What is difference between coaching and consulting?

Coaching is like consulting in that both provide the benefit of support, inquiry, perspective and facilitation from an impartial source.  The difference is in how the client is viewed.  Coaching assumes the client is the expert.  Coaching approaches the client as fully empowered, accountable, capable, and resourceful and assumes the best answers and solutions are already inside the client.  Consultants are viewed as the expert and the client is hiring them because they do not have the knowledge, information, or skill to figure the problem out (e.g.-earthquake engineer), and the client can benefit from the skills and expertise of the consultant.  In most cases, we lean towards coaching since when ideas that are generated by the client, there is a much larger likelihood of client’s follow-through, personal commitment, and progress

What is the difference between coaching and psychology?

Therapy generally deals with dysfunction, emotional or behavioral problems.  Coaching takes an already successfully functioning person toward higher functioning.

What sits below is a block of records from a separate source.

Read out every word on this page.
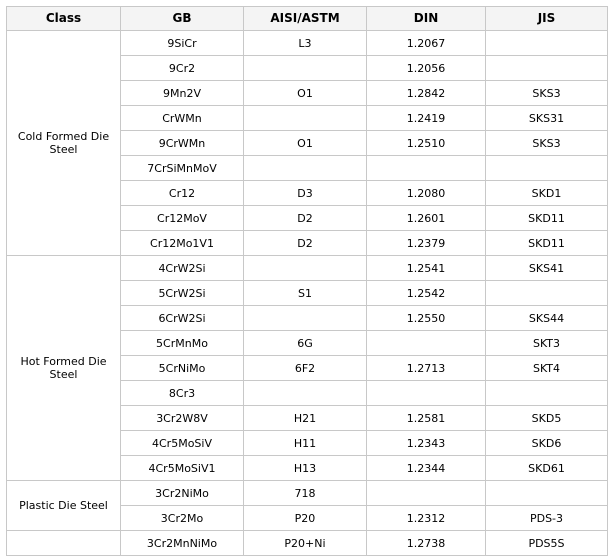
Class	GB	AISI/ASTM	DIN	JIS
Cold Formed Die Steel	9SiCr	L3	1.2067	
	9Cr2		1.2056	
	9Mn2V	O1	1.2842	SKS3
	CrWMn		1.2419	SKS31
	9CrWMn	O1	1.2510	SKS3
	7CrSiMnMoV			
	Cr12	D3	1.2080	SKD1
	Cr12MoV	D2	1.2601	SKD11
	Cr12Mo1V1	D2	1.2379	SKD11
Hot Formed Die Steel	4CrW2Si		1.2541	SKS41
	5CrW2Si	S1	1.2542	
	6CrW2Si		1.2550	SKS44
	5CrMnMo	6G		SKT3
	5CrNiMo	6F2	1.2713	SKT4
	8Cr3			
	3Cr2W8V	H21	1.2581	SKD5
	4Cr5MoSiV	H11	1.2343	SKD6
	4Cr5MoSiV1	H13	1.2344	SKD61
Plastic Die Steel	3Cr2NiMo	718		
	3Cr2Mo	P20	1.2312	PDS-3
	3Cr2MnNiMo	P20+Ni	1.2738	PDS5S
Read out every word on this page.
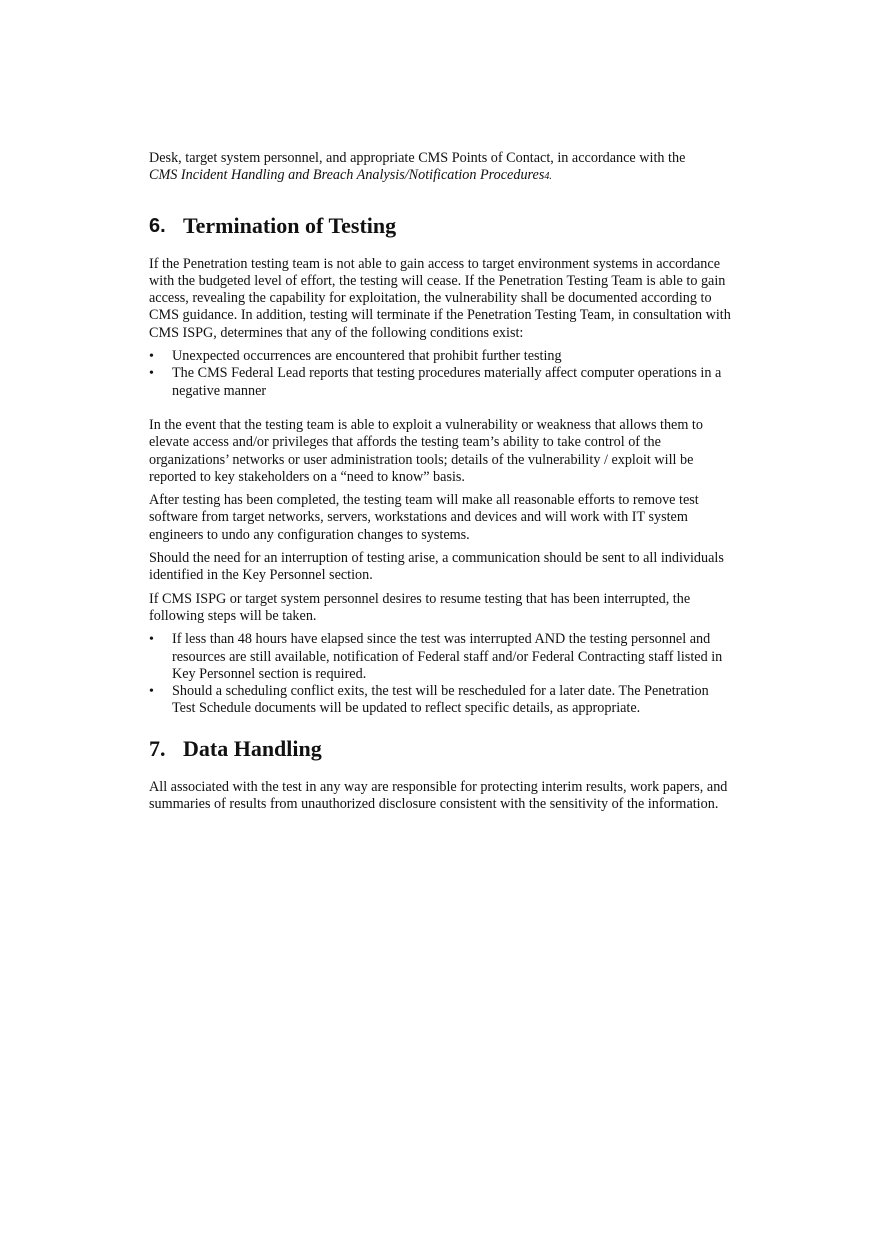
Desk, target system personnel, and appropriate CMS Points of Contact, in accordance with the
CMS Incident Handling and Breach Analysis/Notification Procedures4.

6. Termination of Testing

If the Penetration testing team is not able to gain access to target environment systems in accordance with the budgeted level of effort, the testing will cease. If the Penetration Testing Team is able to gain access, revealing the capability for exploitation, the vulnerability shall be documented according to CMS guidance. In addition, testing will terminate if the Penetration Testing Team, in consultation with CMS ISPG, determines that any of the following conditions exist:

• Unexpected occurrences are encountered that prohibit further testing
• The CMS Federal Lead reports that testing procedures materially affect computer operations in a negative manner

In the event that the testing team is able to exploit a vulnerability or weakness that allows them to elevate access and/or privileges that affords the testing team’s ability to take control of the organizations’ networks or user administration tools; details of the vulnerability / exploit will be reported to key stakeholders on a “need to know” basis.

After testing has been completed, the testing team will make all reasonable efforts to remove test software from target networks, servers, workstations and devices and will work with IT system engineers to undo any configuration changes to systems.

Should the need for an interruption of testing arise, a communication should be sent to all individuals identified in the Key Personnel section.

If CMS ISPG or target system personnel desires to resume testing that has been interrupted, the following steps will be taken.

• If less than 48 hours have elapsed since the test was interrupted AND the testing personnel and resources are still available, notification of Federal staff and/or Federal Contracting staff listed in Key Personnel section is required.
• Should a scheduling conflict exits, the test will be rescheduled for a later date. The Penetration Test Schedule documents will be updated to reflect specific details, as appropriate.
7. Data Handling

All associated with the test in any way are responsible for protecting interim results, work papers, and summaries of results from unauthorized disclosure consistent with the sensitivity of the information.
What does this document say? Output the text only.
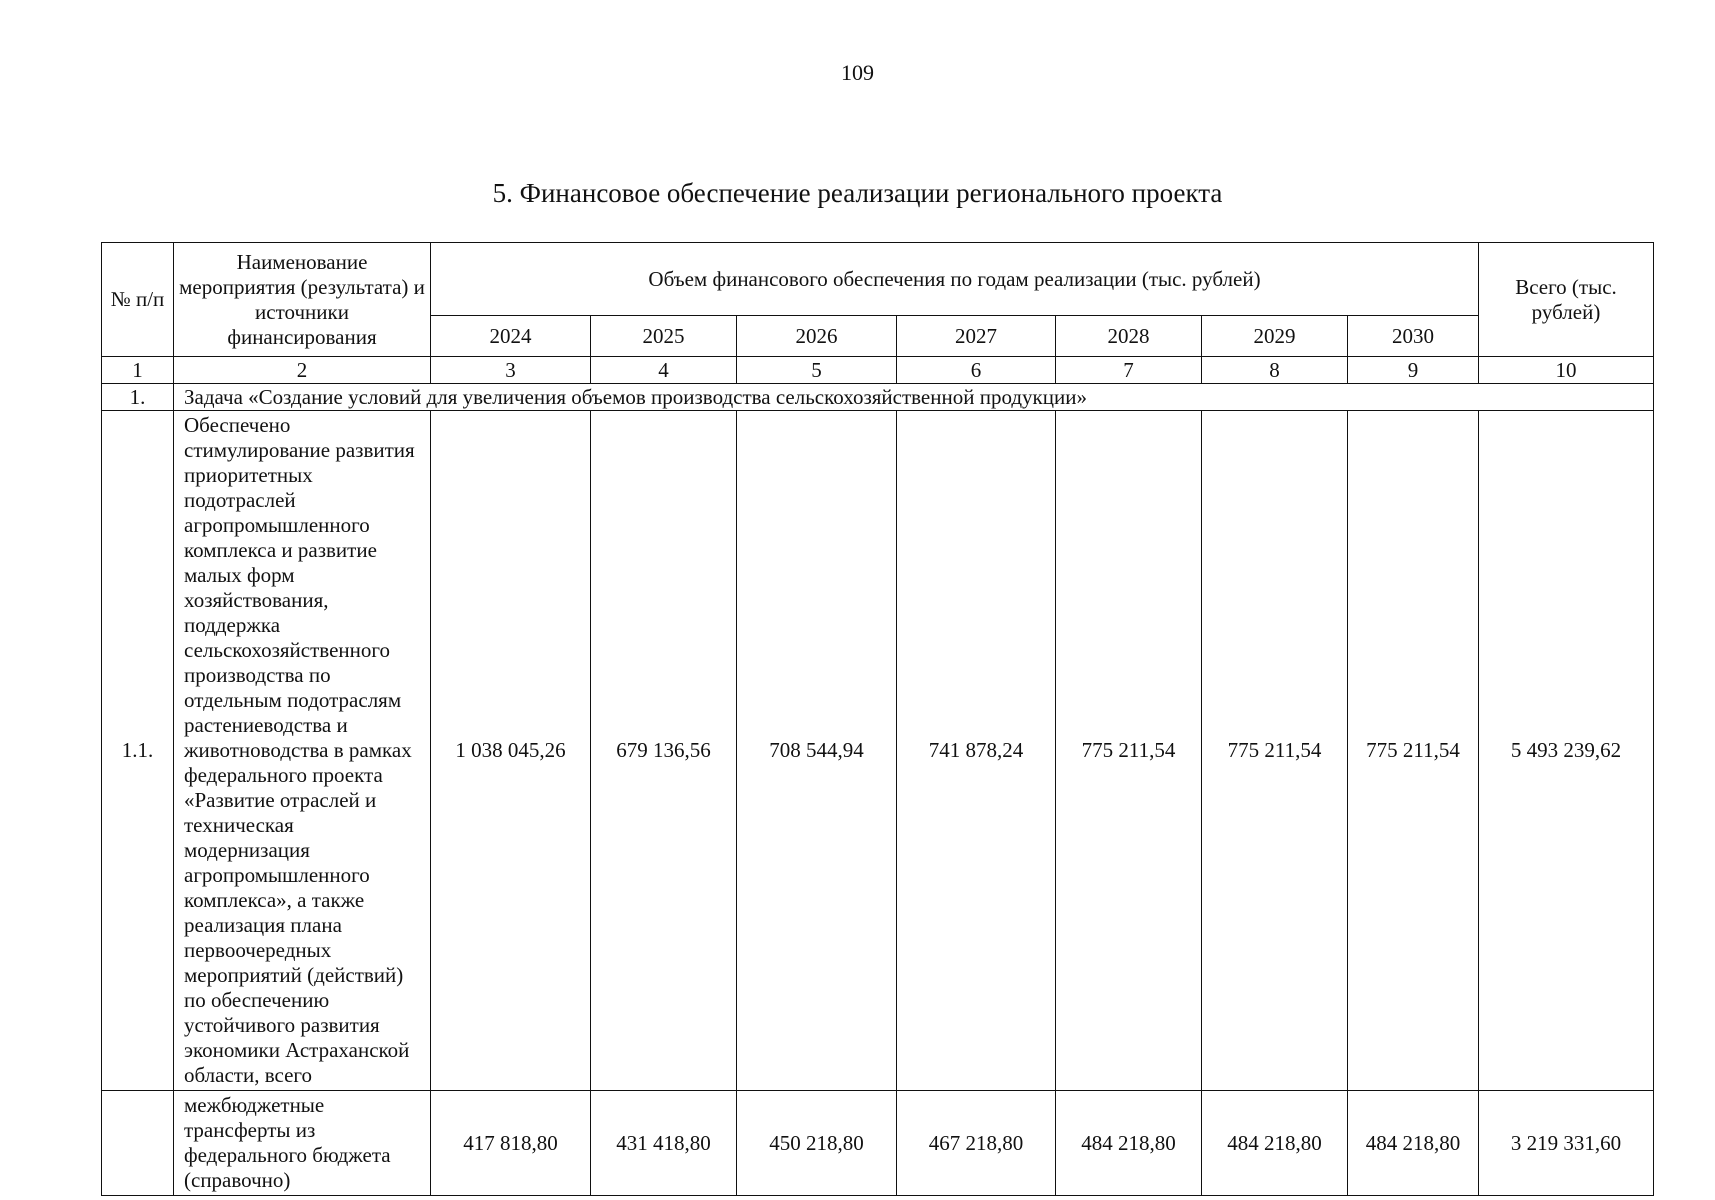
109
5. Финансовое обеспечение реализации регионального проекта
№ п/п	Наименование мероприятия (результата) и источники финансирования	Объем финансового обеспечения по годам реализации (тыс. рублей)							Всего (тыс. рублей)
		2024	2025	2026	2027	2028	2029	2030	
1	2	3	4	5	6	7	8	9	10
1.	Задача «Создание условий для увеличения объемов производства сельскохозяйственной продукции»								
1.1.	Обеспечено стимулирование развития приоритетных подотраслей агропромышленного комплекса и развитие малых форм хозяйствования, поддержка сельскохозяйственного производства по отдельным подотраслям растениеводства и животноводства в рамках федерального проекта «Развитие отраслей и техническая модернизация агропромышленного комплекса», а также реализация плана первоочередных мероприятий (действий) по обеспечению устойчивого развития экономики Астраханской области, всего	1 038 045,26	679 136,56	708 544,94	741 878,24	775 211,54	775 211,54	775 211,54	5 493 239,62
	межбюджетные трансферты из федерального бюджета (справочно)	417 818,80	431 418,80	450 218,80	467 218,80	484 218,80	484 218,80	484 218,80	3 219 331,60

Coaching is for normal problems that you are consciously aware of. Therapy deals with underlying causes of behavior that you may are unconscious of. Coaching tends to deal with observable behavior. It is more concerned with present events than with past events (e.g. - making next career move versus childhood traumas). Therapy tries to work with emotional pain, coaching tries to reach a higher level emotional intelligence.  Therapy makes the bad stuff in a person’s life smaller; coaching makes the good stuff in a person’s life bigger. Coaching focuses on choices that you make and actions to be taken to move you toward a goal. There are many ways for a person to make progress.  Sometimes it requires conscious understanding.  Other times it requires experiencing success based on learning-by-doing.  Coaching handles both of these realms. While coaching may help in identifying fears, unconscious language patterns, or attitudes that limit you, it doesn’t address the underlying root cause associated with the problem.